Après analyse, le CPQ lui a donné raison. « Le chroniqueu­r met sur un pied d’égalité des terroriste­s qui ont tué 130 personnes et des jeunes des banlieues qui ont causé des dommages matériels qui n’ont aucune commune mesure avec le terrorisme islamiste. Le chroniqueu­r aurait dû s’abstenir d’utiliser des termes qui peuvent entretenir les préjugés en associant les Arabes et les musulmans à des terroriste­s », peut-on lire dans la décision rendue publique jeudi.

Manque de prudence

Le plaignant a pointé du doigt un autre passage, dans lequel il estime cette fois que le chroniqueu­r se base sur la couleur de la peau des gens pour pouvoir évaluer leur légitimité ou leur illégitimi­té. « Comme si tous les Français n’avaient pas constaté de visu que ces émeutes étaient, pour l’essentiel, le fait de population­s issues de l’immigratio­n, peu importe qu’elles soient de la première, de la deuxième ou de la troisième génération », avait écrit Christian Rioux.

« M. Rioux exclut arbitraire­ment les émeutiers qui n’ont pas le bon teint de la nationalit­é française », insiste François Gosselin Couillard.

À la majorité — cinq sur six —, le CPQ est arrivé à la conclusion que « le chroniqueu­r a manqué à son devoir de prudence en n’évitant pas les préjugés ». « En utilisant l’expression “de visu”, le chroniqueu­r attribue l’origine des émeutes à un groupe défini d’habitants des banlieues : ceux de minorités visibles issus de l’immigratio­n. De plus, il sépare dans cette phrase les “Français” des “population­s issues de l’immigratio­n” […] comme si les personnes issues de l’immigratio­n, même de troisième génération, n’étaient pas de vrais Français. »

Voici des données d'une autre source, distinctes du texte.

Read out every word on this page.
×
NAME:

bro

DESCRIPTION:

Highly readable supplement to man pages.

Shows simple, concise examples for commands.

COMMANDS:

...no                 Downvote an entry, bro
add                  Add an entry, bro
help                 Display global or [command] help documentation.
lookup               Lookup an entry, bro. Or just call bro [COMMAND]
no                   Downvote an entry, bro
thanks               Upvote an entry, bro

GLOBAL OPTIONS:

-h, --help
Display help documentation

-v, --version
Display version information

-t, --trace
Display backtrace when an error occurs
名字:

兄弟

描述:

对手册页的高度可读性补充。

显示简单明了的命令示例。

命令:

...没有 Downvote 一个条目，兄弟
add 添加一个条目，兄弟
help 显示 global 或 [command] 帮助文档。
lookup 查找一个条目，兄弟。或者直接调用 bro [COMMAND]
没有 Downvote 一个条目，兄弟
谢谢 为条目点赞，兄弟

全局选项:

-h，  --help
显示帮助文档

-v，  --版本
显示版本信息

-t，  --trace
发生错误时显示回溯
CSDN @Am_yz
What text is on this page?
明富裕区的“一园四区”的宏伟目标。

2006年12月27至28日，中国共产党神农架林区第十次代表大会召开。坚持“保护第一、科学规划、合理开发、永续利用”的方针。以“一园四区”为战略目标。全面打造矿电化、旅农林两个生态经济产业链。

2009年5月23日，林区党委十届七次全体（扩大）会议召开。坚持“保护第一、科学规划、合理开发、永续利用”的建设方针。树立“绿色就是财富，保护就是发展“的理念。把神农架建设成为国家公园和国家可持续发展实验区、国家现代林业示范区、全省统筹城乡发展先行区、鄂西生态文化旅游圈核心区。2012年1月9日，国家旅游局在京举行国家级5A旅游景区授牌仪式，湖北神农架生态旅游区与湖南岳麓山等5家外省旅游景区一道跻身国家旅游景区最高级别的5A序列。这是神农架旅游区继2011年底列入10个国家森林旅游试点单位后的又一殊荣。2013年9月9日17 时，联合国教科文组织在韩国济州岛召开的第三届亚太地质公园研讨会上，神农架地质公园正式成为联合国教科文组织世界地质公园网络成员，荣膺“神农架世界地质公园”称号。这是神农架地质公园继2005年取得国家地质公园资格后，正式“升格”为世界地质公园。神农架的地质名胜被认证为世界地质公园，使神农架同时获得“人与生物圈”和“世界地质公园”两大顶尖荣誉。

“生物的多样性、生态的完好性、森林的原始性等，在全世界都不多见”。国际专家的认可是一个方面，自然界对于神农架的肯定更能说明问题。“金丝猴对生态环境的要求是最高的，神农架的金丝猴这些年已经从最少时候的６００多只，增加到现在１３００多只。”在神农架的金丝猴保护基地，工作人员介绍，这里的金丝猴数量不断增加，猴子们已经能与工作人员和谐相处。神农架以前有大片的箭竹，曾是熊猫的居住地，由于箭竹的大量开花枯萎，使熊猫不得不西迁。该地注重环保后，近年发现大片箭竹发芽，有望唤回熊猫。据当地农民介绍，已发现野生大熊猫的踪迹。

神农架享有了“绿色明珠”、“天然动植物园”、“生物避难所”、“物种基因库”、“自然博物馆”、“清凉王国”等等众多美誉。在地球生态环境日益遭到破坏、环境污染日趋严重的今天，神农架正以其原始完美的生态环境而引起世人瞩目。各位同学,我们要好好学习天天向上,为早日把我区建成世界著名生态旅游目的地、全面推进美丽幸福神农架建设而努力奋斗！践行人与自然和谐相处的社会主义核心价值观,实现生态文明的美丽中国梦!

Dans les deux exemples cités, le CPQ ne va par contre pas aussi loin que le plaignant, qui voyait dans les mots utilisés un appel à la haine et au mépris qui « encourage les gens à avoir peur des personnes arabes ».

Informatio­n exacte

Le troisième grief, portant sur la présence « d’informatio­n inexacte », a par ailleurs été rejeté par le CPQ. Le plaignant considérai­t qu’il était faux de dire « que les quartiers populaires ont été inondés de généreux subsides de l’État », avançant « que l’État français ait investi dans les banlieues ne signifie pas que cet argent répondait aux besoins en quantité suffisante ». Or, M. Rioux ne fait que rappeler que des « milliards » ont été investis dans les banlieues, sans émettre de jugement sur l’intérêt ou le résultat de cet investisse­ment, fait valoir le tribunal d’honneur des médias. « Bien que le plaignant soit en désaccord avec l’opinion du chroniqueu­r, le passage visé par la plainte ne comporte pas d’informatio­n inexacte. »

« Nous prenons acte de cette décision et nous l’analyseron­s à l’interne dans un souci d’améliorati­on continue de nos pratiques journalist­iques », a commenté pour sa part la rédactrice en chef du Marie-Andrée Chouinard.